Right now it’s hot and bright in downtown Oakland. But at 7:45am things were perfectly autumnal; the tops of the office buildings melted into fog, and it was nippy enough that I wished I worn tights instead of just knee-highs. A week or two ago I started seeing coots bobbing around on the lake, and realized it wasn’t summer any more and I needed to drag my brain out of July and into the present. The past couple months have passed by at such exhausting gallop that I find myself still daydreaming about beach trips and tomatoes and peach tart when it’s time to be thinking about soup and apple pie.
Lately I’ve been sleeping uneasily and dreaming strange dreams that, according to the Yankee Fan, make me tremble and whimper in my sleep. I think my little coot noggin is so overloaded with ideas and worries it can’t sit still. I wish I could get by on 4 hours sleep. I wish I had the willpower to stick to my stacks of to-do lists. I wish I had the willpower to cancel my Netflix subscription and thus eliminate the temptation to watch 80 consecutive X-Files episodes instead to sticking to my to-do lists. Maybe I just need the willpower to not make a to-do list every time I see a scrap of paper.
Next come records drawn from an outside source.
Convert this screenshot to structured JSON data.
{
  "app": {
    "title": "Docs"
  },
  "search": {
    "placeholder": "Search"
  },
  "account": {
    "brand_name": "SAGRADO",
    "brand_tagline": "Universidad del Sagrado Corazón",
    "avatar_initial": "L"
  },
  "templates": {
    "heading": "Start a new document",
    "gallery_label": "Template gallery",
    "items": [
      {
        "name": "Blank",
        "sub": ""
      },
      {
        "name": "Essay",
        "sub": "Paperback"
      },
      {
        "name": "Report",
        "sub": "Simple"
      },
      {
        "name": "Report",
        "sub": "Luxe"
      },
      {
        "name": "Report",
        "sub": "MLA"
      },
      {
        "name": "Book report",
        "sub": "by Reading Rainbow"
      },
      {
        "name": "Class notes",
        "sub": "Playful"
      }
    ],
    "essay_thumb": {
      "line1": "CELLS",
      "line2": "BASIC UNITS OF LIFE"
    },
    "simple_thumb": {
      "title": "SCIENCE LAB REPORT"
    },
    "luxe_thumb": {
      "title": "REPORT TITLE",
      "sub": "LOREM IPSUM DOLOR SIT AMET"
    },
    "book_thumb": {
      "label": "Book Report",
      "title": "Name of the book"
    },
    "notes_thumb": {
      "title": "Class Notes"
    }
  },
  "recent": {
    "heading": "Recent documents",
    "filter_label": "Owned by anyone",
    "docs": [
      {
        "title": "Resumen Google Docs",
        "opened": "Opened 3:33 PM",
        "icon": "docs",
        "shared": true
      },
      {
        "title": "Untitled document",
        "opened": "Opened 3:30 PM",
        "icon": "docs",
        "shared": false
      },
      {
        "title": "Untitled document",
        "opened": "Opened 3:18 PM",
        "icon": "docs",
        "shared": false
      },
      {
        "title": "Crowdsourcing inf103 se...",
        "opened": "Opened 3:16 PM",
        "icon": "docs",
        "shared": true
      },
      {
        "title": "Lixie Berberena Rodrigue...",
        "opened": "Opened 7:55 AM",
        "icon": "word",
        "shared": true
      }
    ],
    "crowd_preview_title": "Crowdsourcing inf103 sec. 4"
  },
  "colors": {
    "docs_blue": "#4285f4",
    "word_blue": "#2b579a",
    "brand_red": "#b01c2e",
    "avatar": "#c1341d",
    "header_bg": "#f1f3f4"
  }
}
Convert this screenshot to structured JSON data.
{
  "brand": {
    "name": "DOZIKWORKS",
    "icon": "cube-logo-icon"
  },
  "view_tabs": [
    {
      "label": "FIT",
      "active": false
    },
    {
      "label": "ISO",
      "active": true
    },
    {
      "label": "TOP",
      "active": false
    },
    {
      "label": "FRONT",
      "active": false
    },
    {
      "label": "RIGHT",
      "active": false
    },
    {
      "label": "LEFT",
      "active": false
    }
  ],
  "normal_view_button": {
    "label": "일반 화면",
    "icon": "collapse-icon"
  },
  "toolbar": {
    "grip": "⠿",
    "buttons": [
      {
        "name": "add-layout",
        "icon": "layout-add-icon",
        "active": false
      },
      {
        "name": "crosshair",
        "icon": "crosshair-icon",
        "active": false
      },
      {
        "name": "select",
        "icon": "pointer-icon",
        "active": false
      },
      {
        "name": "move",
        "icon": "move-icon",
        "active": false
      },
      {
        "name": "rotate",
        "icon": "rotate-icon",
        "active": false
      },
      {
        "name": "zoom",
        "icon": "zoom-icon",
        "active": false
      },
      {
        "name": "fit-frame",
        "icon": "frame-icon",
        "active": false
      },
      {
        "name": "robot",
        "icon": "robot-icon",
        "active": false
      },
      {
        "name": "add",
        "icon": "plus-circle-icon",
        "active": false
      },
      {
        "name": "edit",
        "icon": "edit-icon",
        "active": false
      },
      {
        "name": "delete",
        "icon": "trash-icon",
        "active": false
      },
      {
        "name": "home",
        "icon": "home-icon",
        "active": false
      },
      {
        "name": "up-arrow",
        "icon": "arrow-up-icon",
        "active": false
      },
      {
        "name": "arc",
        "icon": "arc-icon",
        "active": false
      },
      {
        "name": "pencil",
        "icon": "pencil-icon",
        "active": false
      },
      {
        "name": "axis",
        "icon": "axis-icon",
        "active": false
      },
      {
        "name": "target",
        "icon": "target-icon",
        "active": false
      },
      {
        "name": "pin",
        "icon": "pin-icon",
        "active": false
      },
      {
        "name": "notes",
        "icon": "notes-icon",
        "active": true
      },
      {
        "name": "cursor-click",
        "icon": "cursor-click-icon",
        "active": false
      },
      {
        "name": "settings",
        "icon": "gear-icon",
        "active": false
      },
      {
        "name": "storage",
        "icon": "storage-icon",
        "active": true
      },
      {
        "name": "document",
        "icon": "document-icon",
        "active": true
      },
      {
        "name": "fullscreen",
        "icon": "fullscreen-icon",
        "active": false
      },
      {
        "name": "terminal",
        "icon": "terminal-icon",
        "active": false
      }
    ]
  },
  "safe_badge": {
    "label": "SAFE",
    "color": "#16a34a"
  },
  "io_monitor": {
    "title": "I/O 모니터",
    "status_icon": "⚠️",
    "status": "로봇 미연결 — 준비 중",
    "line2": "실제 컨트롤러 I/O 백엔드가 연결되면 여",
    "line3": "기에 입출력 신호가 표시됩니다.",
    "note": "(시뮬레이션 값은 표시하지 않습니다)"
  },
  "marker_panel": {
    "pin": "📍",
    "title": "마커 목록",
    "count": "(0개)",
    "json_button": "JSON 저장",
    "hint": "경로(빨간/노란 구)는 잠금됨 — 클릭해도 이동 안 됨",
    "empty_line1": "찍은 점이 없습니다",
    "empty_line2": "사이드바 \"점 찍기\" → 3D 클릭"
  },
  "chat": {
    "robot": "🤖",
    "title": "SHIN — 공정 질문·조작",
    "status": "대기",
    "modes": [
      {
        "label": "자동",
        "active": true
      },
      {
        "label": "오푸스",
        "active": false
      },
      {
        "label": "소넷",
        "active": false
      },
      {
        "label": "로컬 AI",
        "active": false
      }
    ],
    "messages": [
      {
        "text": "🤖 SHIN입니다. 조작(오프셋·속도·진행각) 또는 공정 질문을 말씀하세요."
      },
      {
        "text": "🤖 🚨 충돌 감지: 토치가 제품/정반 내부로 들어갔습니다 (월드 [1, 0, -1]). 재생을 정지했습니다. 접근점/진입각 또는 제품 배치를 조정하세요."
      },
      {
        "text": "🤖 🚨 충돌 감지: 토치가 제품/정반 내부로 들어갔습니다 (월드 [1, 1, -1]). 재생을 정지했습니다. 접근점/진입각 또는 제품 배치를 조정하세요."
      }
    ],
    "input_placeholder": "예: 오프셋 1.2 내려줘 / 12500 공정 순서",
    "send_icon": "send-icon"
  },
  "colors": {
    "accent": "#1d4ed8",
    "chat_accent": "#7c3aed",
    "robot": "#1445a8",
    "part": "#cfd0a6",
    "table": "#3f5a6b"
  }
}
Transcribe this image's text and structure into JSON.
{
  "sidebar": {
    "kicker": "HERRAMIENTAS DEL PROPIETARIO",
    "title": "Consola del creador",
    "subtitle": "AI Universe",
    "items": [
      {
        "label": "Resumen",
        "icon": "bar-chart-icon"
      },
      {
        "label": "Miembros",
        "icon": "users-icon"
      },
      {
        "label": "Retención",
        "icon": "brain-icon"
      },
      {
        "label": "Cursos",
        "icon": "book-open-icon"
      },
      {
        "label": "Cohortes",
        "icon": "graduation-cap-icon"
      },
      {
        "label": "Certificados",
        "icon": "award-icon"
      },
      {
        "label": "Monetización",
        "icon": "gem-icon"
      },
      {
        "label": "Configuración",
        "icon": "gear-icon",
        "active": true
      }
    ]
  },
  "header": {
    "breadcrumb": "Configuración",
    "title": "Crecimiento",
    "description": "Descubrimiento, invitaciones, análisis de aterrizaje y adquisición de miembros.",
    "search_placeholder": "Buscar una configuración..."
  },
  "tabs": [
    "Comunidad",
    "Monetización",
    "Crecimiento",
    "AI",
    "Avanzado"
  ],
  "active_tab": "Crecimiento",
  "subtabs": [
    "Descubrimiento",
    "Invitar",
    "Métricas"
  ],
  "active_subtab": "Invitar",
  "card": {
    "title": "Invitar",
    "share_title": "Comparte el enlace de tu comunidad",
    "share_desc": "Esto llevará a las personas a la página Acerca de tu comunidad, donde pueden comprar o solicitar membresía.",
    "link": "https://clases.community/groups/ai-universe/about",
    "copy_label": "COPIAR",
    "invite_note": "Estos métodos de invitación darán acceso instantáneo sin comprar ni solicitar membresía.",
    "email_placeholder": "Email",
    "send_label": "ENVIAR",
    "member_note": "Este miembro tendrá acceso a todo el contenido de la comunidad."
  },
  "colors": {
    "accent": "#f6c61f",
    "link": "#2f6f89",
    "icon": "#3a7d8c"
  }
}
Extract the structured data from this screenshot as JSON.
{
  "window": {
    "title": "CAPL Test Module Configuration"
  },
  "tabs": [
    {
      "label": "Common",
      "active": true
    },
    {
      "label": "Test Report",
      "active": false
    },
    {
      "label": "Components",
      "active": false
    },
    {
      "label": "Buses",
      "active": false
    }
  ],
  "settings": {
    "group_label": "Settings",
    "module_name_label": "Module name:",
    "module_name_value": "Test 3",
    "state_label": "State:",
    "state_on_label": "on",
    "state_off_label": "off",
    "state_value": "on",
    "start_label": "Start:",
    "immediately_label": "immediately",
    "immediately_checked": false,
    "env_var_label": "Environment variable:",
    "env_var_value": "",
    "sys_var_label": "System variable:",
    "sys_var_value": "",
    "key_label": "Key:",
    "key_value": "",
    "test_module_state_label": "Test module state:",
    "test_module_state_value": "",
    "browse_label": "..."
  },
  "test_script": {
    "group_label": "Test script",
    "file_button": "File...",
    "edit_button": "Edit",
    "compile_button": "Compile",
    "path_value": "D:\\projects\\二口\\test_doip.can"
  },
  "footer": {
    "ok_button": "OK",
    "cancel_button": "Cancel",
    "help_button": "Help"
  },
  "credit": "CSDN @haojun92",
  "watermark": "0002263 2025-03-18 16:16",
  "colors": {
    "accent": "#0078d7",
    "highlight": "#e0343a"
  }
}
Glad to see you blogging again.
Maybe you’ll inspire me to do the same.
I know what you mean! It’s hard to let go of the peaches. I’ve switched to plums as my stone fruit surrogate, but soon they’ll be gone too and it will be apples and citrus or death.
So it seems like fall is reminding us: live in the moment! That ice cube wind is the alarm clock. It’s telling the coot brain to chill out on the future with all its to-do’s and refocus on the crumble of leaves under Alan Alda.
Saw coots at Lake Anza and of course thought of you. They’re saying, “Coot! Coot! Don’t stress, Bess!”